Evan Cropper

Pentaho 8.3:  An Important Part of Our DataOps Strategy

Blog Post created by Evan Cropper Employee on Jul 10, 2019

by John Magee, Vice President Portfolio Marketing


The Pentaho engine is a key component of Hitachi’s Lumada data and analytics platform for building innovative data-driven solutions for general business and IoT use cases.  Recently we delivered Pentaho 8.3, an important update to our flagship data integration and analytics software and a key part of our DataOps strategy (keep reading to learn why).

You can read the press release here: https://www.hitachivantara.com/en-us/news-resources/press-releases/2019/gl190710.html

The new release of Pentaho offers enhancements in three key areas:

  • Data pipelining– Improved drag and drop capabilities for accessing and blending data that’s difficult to access such as SAP and Amazon Kinesis. For example, SAP data is often hard to access from outside of SAP. Now, with our connector to SAP, we enable drag and drop onboarding, blending, offloading and writing data to and from SAP ERP and Business Warehouse. 
  • Data visibility for governance- Enhanced capabilities for metadata management with Hitachi Content Platform, integration with IBM Information Governance Catalog (ICG) and streaming data lineage tracking. The goal is to make it easier to understand what data you have and what its retention, compliance, and other governance requirements are, so you can analyze, share, and manage it appropriately.
  • Expanded multicloud support– New hybrid cloud data management capabilities for leveraging the public cloud, including an Amazon Redshift bulk loader and Snowflake interoperability.


These new capabilities are important enhancements for our Pentaho users, but they also reflect and align with our broader portfolio strategy around DataOps. Organizations everywhere are looking to transform digitally and get more value out of their data. But getting the right information to the right place at the right time continues to be a challenge.  

Many of you have probably experienced the following DataOps challenges: analytic velocity is slowed by data engineering challenges that make it time-consuming to discover, blend, and deliver the data required. Data governance and compliance requirements place new demands on what data can be shared and how it should be managed. Moreover, distributed edge-to-cloud infrastructures mean that data is more distributed than ever before, which introduces a new set of operational data management challenges.

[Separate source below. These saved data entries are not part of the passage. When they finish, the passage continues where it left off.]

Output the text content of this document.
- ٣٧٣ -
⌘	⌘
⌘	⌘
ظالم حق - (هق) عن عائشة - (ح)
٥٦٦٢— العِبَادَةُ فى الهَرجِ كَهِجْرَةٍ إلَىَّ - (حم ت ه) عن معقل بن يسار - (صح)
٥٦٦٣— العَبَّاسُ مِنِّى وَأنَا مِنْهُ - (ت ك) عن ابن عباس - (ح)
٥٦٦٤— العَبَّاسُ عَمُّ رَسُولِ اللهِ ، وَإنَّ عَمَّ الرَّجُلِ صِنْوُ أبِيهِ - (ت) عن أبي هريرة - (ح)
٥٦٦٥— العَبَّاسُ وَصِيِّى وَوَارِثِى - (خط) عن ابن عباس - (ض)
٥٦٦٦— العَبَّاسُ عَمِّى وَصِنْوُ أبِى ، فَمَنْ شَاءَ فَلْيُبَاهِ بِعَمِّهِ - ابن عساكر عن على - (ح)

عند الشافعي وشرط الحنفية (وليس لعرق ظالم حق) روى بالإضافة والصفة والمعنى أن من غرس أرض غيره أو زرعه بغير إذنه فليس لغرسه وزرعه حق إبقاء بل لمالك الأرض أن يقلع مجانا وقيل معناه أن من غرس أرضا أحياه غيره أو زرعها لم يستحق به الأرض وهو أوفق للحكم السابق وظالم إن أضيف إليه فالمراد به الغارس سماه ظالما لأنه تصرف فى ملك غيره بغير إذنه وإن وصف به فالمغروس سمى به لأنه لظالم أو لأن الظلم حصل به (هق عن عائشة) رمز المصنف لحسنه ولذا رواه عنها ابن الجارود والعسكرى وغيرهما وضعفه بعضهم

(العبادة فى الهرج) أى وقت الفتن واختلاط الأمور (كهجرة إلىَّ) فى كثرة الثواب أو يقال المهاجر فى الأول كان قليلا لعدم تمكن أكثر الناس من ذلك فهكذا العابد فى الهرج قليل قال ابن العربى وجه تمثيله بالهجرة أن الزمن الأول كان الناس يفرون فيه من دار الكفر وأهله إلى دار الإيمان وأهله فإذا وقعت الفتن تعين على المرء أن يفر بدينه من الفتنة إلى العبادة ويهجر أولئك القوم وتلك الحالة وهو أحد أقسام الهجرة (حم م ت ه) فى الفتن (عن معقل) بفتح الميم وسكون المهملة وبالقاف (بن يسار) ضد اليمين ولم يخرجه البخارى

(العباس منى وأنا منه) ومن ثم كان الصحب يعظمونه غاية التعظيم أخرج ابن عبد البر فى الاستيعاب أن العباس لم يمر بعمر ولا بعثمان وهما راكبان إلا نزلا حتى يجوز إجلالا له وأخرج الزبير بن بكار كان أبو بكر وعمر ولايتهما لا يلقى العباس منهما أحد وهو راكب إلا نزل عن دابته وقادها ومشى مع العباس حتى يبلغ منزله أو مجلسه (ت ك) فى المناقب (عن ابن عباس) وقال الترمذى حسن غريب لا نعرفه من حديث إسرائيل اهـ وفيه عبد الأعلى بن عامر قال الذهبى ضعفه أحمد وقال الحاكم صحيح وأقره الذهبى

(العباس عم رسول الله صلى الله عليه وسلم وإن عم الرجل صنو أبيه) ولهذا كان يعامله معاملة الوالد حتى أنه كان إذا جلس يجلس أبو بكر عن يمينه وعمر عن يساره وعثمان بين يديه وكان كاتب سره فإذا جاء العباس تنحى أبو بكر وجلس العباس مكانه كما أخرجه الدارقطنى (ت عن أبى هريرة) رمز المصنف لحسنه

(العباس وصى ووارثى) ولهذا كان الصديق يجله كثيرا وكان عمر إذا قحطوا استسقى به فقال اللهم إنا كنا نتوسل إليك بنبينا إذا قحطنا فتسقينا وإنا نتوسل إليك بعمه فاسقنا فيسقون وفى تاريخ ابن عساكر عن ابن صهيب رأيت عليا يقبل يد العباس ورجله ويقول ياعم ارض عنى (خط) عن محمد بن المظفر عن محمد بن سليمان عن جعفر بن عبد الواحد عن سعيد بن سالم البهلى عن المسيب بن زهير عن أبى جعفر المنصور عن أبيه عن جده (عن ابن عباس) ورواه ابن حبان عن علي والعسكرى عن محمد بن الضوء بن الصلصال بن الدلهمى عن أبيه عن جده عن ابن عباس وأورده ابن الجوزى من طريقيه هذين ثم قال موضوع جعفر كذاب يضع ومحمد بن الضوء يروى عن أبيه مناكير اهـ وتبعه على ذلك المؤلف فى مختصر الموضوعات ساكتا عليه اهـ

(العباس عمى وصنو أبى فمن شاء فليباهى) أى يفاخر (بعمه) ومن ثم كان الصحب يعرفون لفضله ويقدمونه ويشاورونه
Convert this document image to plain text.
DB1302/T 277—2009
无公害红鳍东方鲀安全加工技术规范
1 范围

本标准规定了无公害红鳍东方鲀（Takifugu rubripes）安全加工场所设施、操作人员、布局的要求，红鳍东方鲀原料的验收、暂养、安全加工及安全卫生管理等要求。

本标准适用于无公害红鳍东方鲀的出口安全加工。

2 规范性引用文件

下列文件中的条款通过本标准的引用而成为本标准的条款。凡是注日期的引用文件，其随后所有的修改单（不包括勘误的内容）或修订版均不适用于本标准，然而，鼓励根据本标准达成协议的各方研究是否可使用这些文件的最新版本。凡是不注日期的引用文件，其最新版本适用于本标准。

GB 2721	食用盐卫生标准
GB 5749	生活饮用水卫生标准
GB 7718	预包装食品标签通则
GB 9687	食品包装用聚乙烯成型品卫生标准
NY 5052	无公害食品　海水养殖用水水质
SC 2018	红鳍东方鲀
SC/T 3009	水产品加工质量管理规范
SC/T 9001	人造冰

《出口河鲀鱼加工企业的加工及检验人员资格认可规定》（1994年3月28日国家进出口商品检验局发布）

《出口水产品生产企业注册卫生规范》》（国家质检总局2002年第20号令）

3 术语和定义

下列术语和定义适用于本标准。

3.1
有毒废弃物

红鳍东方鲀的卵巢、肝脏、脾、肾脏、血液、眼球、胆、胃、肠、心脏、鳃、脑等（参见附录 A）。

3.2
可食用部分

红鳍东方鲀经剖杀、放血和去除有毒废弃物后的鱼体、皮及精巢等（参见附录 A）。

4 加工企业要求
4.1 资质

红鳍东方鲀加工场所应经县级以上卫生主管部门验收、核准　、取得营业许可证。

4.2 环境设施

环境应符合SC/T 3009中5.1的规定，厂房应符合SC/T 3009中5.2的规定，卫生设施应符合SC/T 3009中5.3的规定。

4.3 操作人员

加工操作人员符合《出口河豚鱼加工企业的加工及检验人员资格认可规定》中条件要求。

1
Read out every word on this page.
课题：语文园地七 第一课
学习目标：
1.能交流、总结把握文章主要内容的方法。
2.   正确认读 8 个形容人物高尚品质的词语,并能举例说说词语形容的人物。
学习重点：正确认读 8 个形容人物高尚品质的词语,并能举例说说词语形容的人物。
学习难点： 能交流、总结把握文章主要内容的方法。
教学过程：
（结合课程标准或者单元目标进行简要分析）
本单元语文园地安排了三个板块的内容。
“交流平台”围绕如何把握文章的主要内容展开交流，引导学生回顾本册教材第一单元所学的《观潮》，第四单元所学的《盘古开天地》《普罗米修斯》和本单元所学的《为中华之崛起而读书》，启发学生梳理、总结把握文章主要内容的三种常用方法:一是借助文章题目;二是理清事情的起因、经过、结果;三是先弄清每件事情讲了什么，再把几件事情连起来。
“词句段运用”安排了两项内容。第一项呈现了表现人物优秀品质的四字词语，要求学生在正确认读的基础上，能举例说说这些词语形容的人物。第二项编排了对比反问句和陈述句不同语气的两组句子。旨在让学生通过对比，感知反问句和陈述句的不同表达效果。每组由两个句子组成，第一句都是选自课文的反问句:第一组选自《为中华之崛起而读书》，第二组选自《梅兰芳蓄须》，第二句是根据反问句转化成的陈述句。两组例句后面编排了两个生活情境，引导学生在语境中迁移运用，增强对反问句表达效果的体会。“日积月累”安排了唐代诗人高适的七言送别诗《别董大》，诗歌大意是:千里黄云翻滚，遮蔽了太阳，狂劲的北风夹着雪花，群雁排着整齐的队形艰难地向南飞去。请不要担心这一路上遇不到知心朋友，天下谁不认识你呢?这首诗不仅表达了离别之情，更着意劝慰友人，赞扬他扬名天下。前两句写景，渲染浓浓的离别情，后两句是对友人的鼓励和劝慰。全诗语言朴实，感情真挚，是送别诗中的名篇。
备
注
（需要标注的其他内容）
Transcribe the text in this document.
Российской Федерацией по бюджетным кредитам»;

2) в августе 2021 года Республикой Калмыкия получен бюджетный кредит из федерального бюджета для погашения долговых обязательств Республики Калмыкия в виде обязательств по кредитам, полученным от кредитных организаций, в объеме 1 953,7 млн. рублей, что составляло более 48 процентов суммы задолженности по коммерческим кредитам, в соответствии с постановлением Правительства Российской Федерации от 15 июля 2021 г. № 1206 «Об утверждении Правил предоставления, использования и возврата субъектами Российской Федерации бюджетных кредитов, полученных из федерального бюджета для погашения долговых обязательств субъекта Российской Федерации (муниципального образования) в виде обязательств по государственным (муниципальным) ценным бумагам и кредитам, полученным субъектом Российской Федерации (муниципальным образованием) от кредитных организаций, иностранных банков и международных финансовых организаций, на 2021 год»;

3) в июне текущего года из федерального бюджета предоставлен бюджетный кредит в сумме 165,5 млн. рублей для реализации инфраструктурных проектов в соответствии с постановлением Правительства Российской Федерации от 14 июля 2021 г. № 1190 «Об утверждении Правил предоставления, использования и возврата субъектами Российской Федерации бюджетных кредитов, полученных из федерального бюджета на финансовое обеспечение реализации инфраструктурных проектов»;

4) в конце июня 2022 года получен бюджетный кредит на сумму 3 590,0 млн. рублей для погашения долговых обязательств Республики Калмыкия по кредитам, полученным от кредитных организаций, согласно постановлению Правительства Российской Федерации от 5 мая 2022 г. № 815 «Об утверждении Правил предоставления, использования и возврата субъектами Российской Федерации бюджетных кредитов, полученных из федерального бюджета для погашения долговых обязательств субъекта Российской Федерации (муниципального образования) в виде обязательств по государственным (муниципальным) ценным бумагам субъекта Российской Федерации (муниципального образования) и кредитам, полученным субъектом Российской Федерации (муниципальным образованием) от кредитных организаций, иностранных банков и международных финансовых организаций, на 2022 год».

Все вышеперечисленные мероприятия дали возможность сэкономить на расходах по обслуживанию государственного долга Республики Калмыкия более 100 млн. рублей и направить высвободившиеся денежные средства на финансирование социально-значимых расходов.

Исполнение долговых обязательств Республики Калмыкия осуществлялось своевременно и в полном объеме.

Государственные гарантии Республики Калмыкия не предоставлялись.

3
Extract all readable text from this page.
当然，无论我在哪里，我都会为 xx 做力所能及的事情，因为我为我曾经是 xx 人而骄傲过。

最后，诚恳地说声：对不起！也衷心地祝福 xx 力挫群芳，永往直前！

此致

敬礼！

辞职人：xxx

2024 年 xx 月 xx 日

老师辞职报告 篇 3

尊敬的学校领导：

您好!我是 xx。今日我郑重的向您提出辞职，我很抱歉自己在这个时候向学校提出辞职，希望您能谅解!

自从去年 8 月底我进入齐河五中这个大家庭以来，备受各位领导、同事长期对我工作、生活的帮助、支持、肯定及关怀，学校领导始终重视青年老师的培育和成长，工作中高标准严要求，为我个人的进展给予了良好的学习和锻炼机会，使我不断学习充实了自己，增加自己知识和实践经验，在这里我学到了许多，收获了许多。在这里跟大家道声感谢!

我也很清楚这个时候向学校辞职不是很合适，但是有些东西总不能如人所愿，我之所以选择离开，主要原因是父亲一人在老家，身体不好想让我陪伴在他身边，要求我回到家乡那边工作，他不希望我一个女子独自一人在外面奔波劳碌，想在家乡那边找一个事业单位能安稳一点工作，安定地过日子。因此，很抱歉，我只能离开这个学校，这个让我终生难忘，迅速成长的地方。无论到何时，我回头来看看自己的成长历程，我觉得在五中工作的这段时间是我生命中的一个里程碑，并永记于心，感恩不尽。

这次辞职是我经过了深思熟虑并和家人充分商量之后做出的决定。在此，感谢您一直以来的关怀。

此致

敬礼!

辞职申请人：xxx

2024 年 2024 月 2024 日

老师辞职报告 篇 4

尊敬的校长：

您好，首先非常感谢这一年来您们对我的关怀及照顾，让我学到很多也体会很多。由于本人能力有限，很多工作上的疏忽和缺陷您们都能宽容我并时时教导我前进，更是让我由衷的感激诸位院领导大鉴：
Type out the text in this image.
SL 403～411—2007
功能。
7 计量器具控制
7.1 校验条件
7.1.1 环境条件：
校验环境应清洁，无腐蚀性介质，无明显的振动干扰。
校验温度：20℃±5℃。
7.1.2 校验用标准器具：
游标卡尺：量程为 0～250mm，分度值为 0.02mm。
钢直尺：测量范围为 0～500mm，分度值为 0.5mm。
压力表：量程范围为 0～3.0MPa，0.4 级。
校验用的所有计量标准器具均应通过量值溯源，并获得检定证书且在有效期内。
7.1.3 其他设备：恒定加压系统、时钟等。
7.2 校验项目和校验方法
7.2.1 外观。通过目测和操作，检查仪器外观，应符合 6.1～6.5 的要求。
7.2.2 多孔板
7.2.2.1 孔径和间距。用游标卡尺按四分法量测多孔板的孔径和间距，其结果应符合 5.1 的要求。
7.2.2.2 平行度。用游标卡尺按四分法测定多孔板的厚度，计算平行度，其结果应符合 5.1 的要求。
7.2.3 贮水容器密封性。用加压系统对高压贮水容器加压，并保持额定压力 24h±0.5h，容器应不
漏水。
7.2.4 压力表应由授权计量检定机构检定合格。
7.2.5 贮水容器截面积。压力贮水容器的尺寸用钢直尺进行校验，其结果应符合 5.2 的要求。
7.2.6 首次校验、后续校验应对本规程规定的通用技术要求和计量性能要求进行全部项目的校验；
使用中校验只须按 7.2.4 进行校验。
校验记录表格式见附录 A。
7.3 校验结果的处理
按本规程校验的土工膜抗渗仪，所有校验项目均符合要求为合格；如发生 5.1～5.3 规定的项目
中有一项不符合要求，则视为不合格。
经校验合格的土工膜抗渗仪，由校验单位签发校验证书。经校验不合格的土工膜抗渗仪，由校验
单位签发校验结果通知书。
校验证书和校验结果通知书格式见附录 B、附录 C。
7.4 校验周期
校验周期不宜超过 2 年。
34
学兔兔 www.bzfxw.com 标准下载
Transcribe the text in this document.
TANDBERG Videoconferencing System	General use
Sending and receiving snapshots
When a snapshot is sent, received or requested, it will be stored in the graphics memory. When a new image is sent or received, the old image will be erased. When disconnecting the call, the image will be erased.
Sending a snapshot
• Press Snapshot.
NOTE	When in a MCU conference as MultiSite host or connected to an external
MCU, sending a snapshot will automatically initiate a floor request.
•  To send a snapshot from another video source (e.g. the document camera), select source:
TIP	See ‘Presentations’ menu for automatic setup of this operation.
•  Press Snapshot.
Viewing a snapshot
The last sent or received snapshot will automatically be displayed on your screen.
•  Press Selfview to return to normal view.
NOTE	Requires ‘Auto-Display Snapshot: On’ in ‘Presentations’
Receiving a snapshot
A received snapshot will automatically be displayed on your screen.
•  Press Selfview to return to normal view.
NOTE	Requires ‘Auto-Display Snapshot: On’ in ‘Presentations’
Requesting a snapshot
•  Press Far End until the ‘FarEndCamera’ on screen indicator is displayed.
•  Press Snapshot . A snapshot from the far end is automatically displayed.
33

This lack of data agility has existed for years despite—or in some cases, because of—all the new tools and technologies. And for most organizations, it represents the biggest obstacle to achieving the promise of analytics, machine learning, and AI to transform their operations and drive innovation. Clearly, something needs to change.

DataOps has emerged as a collaborative data management discipline focused on improving the communication, integration and automation of data flows between data managers and consumers across an organization. At Hitachi Vantara, we are increasingly seeing customers who are embracing this more modern and holistic approach to managing data that spans applications, data centers, clouds, branch offices, the IoT edge, and other places where enterprise data resides.

Our strategy is laser-focused on providing the data management infrastructure, metadata-driven data management tools, and policy-based automation that organizations need to improve data agility through DataOps. In addition to Pentaho, we’re delivering new capabilities across our portfolio to make DataOps a reality for our customers, and you can expect to see more announcements from Hitachi Vantara in the coming months that reflect our strategic focus (especially at NEXT 2019).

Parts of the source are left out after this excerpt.